The Patriots are a funny sort of dynasty. Of their eight Super Bowls under Belichick/Brady, all were in doubt in the final minute. They’re 5-3 in those games, having outscored the various NFC champs by a total of four points. If we count only regulation – if we forget the overtime on the night of 28-3 – these Pats have been outscored over 480 minutes of Super Bowl play.

The two biggest fourth-quarter deficits overridden in Super annals are 10 and 19 points. The first featured Malcolm Butler’s goal-line interception of Russell Wilson’s pass. The second involved Kyle Shanahan not running the ball. (Dan Quinn was on the losing side in both.) The biggest lead New England has held in these eight Super Bowls was 17-3, that coming in the 2002 installment against the Rams, then based in St. Louis.
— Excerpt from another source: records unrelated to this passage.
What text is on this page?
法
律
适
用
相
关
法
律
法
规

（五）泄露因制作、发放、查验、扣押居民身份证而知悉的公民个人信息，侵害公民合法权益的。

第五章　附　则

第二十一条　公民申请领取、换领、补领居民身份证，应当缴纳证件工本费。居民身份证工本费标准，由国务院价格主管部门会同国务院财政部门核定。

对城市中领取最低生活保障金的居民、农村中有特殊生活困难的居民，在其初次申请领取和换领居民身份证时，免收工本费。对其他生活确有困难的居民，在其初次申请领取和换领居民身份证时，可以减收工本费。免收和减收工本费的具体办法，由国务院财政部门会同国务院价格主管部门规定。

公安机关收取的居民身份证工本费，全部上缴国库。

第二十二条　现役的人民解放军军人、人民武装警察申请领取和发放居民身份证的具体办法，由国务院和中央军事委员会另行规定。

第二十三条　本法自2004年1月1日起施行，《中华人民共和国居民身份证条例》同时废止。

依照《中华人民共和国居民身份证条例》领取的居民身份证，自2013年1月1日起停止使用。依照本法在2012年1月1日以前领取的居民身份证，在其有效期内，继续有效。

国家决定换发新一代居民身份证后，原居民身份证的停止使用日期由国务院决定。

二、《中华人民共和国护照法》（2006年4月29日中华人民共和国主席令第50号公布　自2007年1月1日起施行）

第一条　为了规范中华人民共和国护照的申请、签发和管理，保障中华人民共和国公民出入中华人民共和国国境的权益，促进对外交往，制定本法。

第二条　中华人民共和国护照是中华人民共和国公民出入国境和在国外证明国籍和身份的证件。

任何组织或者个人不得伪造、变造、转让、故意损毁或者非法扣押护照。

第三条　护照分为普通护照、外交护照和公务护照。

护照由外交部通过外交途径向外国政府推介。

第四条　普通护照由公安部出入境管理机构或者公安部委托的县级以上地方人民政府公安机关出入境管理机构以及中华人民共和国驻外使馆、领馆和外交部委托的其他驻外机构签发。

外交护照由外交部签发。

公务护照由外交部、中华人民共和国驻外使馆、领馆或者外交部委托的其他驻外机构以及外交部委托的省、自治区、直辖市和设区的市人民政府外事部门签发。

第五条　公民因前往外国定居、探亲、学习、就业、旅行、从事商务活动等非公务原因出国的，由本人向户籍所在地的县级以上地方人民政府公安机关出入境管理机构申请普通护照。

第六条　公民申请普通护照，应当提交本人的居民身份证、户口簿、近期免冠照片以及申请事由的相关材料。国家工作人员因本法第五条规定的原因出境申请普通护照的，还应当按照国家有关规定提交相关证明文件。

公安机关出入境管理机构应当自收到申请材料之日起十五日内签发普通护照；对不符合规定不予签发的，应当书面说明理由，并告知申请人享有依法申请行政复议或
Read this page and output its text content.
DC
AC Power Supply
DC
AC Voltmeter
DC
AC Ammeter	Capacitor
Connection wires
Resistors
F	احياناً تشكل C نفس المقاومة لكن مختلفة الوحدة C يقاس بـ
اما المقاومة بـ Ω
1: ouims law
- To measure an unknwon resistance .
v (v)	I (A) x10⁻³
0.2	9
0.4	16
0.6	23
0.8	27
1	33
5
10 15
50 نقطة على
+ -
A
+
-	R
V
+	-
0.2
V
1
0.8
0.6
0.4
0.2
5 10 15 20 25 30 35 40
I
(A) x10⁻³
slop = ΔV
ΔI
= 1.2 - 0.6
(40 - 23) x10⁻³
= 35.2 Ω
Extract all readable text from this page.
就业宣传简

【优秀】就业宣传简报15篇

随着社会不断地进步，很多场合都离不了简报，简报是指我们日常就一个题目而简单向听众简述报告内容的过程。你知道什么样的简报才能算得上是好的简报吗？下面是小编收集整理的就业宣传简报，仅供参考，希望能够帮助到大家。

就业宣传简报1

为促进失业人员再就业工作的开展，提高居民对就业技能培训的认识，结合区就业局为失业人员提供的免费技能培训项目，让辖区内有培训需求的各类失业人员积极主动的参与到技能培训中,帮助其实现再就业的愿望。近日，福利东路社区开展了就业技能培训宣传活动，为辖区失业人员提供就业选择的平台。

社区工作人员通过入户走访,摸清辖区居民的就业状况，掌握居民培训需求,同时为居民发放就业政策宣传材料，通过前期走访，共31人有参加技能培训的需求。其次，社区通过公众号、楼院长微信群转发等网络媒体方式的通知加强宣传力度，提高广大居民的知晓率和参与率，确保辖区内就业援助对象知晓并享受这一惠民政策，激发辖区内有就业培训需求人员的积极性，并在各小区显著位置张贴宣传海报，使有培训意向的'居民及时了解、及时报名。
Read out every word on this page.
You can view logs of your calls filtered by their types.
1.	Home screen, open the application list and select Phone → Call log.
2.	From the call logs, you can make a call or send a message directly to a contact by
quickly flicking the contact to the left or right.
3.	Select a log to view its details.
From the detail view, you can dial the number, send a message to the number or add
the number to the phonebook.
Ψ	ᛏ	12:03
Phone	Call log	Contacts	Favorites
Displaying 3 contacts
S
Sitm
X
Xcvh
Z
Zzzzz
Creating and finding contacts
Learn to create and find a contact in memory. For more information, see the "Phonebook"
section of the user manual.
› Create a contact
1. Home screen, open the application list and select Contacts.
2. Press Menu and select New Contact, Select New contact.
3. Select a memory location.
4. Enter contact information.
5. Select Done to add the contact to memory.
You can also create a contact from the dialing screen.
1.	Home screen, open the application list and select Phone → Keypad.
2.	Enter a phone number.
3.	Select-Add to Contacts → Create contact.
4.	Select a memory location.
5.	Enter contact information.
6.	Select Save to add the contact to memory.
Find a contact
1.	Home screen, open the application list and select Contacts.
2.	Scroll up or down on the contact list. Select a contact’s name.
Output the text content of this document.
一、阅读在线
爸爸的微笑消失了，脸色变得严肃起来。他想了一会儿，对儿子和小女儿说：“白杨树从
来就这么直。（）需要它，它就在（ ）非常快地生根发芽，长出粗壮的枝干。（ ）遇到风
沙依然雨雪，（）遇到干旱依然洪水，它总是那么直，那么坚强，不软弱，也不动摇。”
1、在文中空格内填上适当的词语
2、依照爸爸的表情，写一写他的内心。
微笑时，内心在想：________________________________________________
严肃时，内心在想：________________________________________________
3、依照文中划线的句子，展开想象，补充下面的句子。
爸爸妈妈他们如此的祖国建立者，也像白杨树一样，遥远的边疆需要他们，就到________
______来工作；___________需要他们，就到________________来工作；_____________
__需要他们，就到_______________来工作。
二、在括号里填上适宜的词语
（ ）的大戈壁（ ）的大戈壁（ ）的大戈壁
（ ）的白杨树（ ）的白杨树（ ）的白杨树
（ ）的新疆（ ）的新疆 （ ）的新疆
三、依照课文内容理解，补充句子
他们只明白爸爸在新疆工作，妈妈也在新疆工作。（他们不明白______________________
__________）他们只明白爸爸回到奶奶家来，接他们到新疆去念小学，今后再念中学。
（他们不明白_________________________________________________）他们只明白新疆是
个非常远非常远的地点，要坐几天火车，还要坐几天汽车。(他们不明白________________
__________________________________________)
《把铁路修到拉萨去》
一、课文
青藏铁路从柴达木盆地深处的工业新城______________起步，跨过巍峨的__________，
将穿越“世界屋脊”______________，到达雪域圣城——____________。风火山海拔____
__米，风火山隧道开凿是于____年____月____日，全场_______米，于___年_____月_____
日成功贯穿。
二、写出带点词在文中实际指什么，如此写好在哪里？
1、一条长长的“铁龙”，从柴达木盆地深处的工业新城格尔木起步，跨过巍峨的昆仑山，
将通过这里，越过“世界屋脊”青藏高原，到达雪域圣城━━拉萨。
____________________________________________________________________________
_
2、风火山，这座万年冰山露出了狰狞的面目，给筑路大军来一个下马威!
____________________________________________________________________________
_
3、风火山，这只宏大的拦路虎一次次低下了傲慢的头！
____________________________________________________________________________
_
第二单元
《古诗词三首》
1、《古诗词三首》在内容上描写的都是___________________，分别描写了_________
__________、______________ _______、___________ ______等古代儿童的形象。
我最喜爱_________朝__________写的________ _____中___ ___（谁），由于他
All of which is to say: At this level, the Patriots don’t blow anybody out. Nor do they get blown out, even when it appears they might. The Rams were favored by 14 points in 2002, which tied for the second-widest post-merger spread. They never led. Two years ago, the Falcons led – stop me if you’ve heard this – by 25 with 17 minutes and seven seconds left in regulation. The Pats scored the next 31 points.

Only in their 18-0 manifestation have the Patriots appeared an overpowering assemblage, and that one lost to the Giants via the Helmet Catch. (Football is weird.) The Rams’ Greatest Show on Turf clearly was superior, but Bill Belichick dragged that swaggering bunch down to his team’s level. The same happened with the Seahawks four years ago. The same happened with the Falcons two years after that, though the dragging didn’t occur until the Patriots had been reduced to going for it on fourth-and-3 on their side of the field in the third quarter.

Man for man, these Rams are more gifted than the Patriots. So were the Chiefs in the AFC Championship game, and the Pats prevailed in OT. The story of this New England team, in 25 words or less: Belichick’s schemes keep it close, and Tom Brady wins it at the end. (That’s only 13 words, roughly the length of the average Belichick news-conference response.) They don’t out-talent you; they almost always out-execute you. They’ve lived within the fine margins so long they’d faint if they were leading 28-3 on Super Sunday.

The Rams will win a Super Bowl soon. That’s their manifest destiny. Destiny, alas, will have to wait. What seemed for most of the regular season the 14th-best team of the Patriots’ 17-year run has found its feet. Over the first 10 games, the Pats rushed for an average of 108.5 yards; over the past eight, they’ve averaged 160.3. They broke 450 yards of total offense once in those first 10 games; they’ve done it four times in the past eight. In two postseason games, they’ve managed 1,022 yards and 88 points.

As late as mid-December, there were those who believed the Patriots were the AFC’s third- or fourth-best team. Both the Chiefs and the Chargers won more games than New England. Come January, the Patriots routed the latter in Foxborough and outlasted the former in K.C. These aren’t the Pats who lost by double figures at Jacksonville, at Detroit and at Tennessee and were undone in Miami on a double-lateral. This is again a Belichick/Brady bunch.

The Rams are here on the strength of a home victory over the Cowboys and the asterisked defeat of the Saints. Dallas was mediocre on offense; New Orleans sagged after Thanksgiving. The belief while watching the NFC Championship game – this notion struck long before the no-call and Greg Zuerlein’s mighty boots  – was that the AFC winner would beat either of the teams playing in the Superdome. That belief holds.

Don’t expect the Patriots to win by a lot. As mentioned, that’s not what they do. Nor should we expect them to stonewall the Rams. (That bit about Belichick being invincible given two weeks to prepare? I refer you to last year’s Super Bowl, in which Doug Pederson beat the Pats with his backup quarterback.) Sean McVay’s team will make plays and score points. But the beauty of Belichick/Brady is that they keep their team afloat until they can figure it out.

Had the Seahawks handed the ball to Marshawn Lynch and Shanahan handed it to anybody, the Patriots of Belichick/Brady would be 3-5 in Super Bowls, their most recent victory having come in 2005. But that, too, is what they do: They take advantage when you mess up, and they keep their own mess-ups at a minimum.

Belichick is the greatest coach ever, Brady the best quarterback. The rest of the cast has proved interchangeable, but the pillar B’s prop up everything around them. One’s 66 and the other’s 41, so this can’t go on much longer. (Well, can it?) One more Super celebration sounds about right. It should come Sunday. Patriots 28, Rams 24.